Vanessa Chong, longtime executive director of the American Civil Liberties Union Hawaii chapter, will be retiring in early 2018. Chong first joined the ACLU staff in 1981 and became the organization’s executive director in 1984.
“Vanessa is leaving us a vital and strong organization and we look forward to a smooth transition,” said ACLU of Hawaii Board President Barbara Ankersmit in a May 15 news release.
The affiliate has grown in size, effectiveness and influence statewide during Chong’s tenure, according to Ankersmit. “The ACLU has been at the forefront of many of Hawaii’s key civil liberties and civil rights issues and we are grateful that Vanessa has been at the helm through every challenge,” she said.

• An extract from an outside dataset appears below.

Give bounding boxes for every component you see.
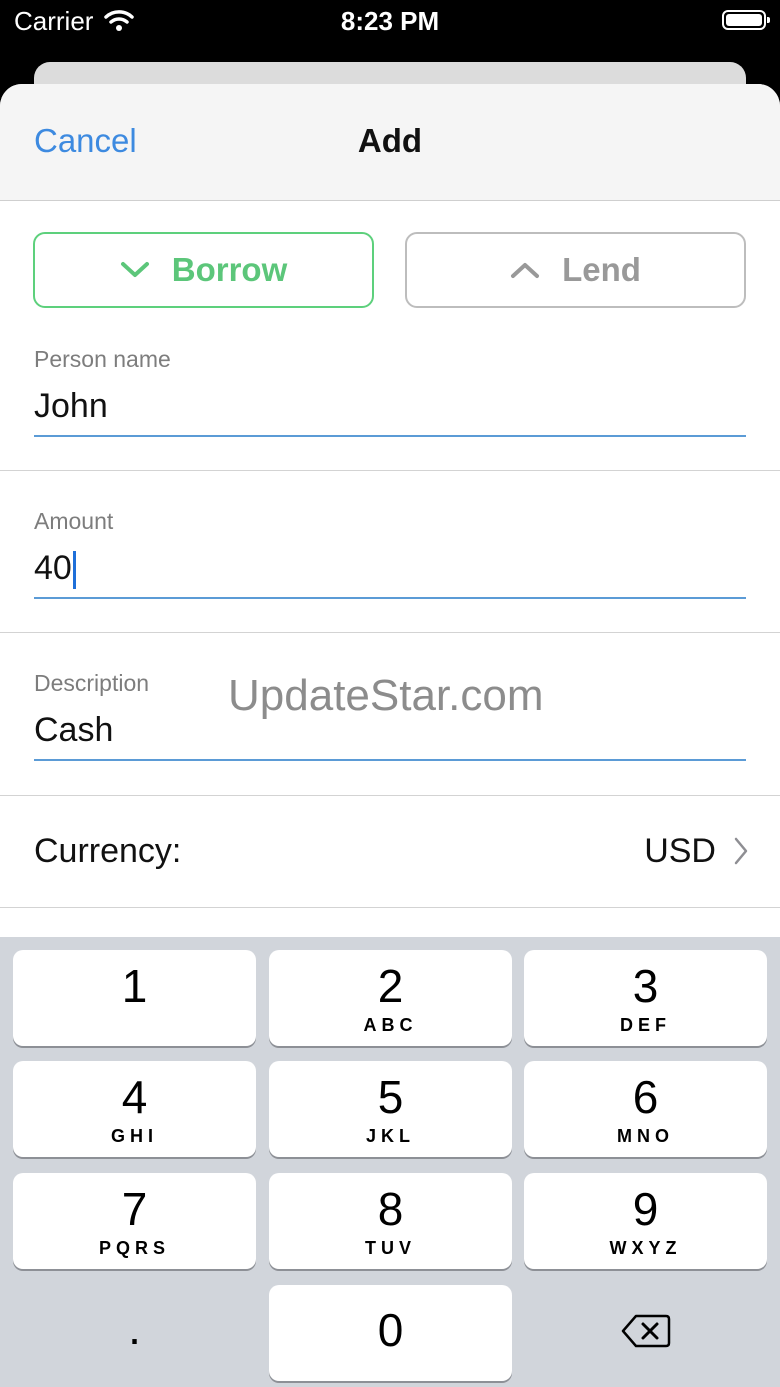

“When Vanessa took over as executive director in 1984, Hawaii’s prisons were in deplorable conditions,” Ankersmit said. “The ACLU filed its first class action lawsuit that year in partnership with local and national ACLU lawyers to challenge those conditions in the courts.”
The local ACLU has also proven itself a tireless advocate and key partner on issues such as ensuring the equal protection of the laws for racial, ethnic and religious minorities, protecting reproductive rights, securing marriage equality for same-sex couples, encouraging fair treatment of homeless individuals, and ensuring free speech and protest rights for all points of view. “The ACLU must continue to help Hawai`i be vigilant in protecting hard-won freedoms while constantly striving to raise awareness about their importance,” said Ankersmit.
Chong is confident that the ACLU will be even stronger in the years to come. “Civil liberties and civil rights are being eroded as never before,” Chong said. “The ACLU is the one organization whose years of experience give it the unparalleled breadth and depth to successfully counter these threats.”
The ACLU affiliate has appointed a search committee and will post the position nationwide later this month.
The ACLU of Hawaii is an affiliate of the nationwide ACLU, the country’s premier organization dedicated to protecting civil liberties and civil rights since 1920. A non-profit and non-partisan organization, the local ACLU has more than 4,000 members and donors, a staff of seven and an annual budget of more than $1 million.
The mission of the Hawaii affiliate of the ACLU is to protect the civil liberties contained in the state and federal constitutions through litigation, legislative and public education programs statewide. The ACLU is funded primarily through private donations and offers its services at no cost to the public. The ACLU does not accept any government funds.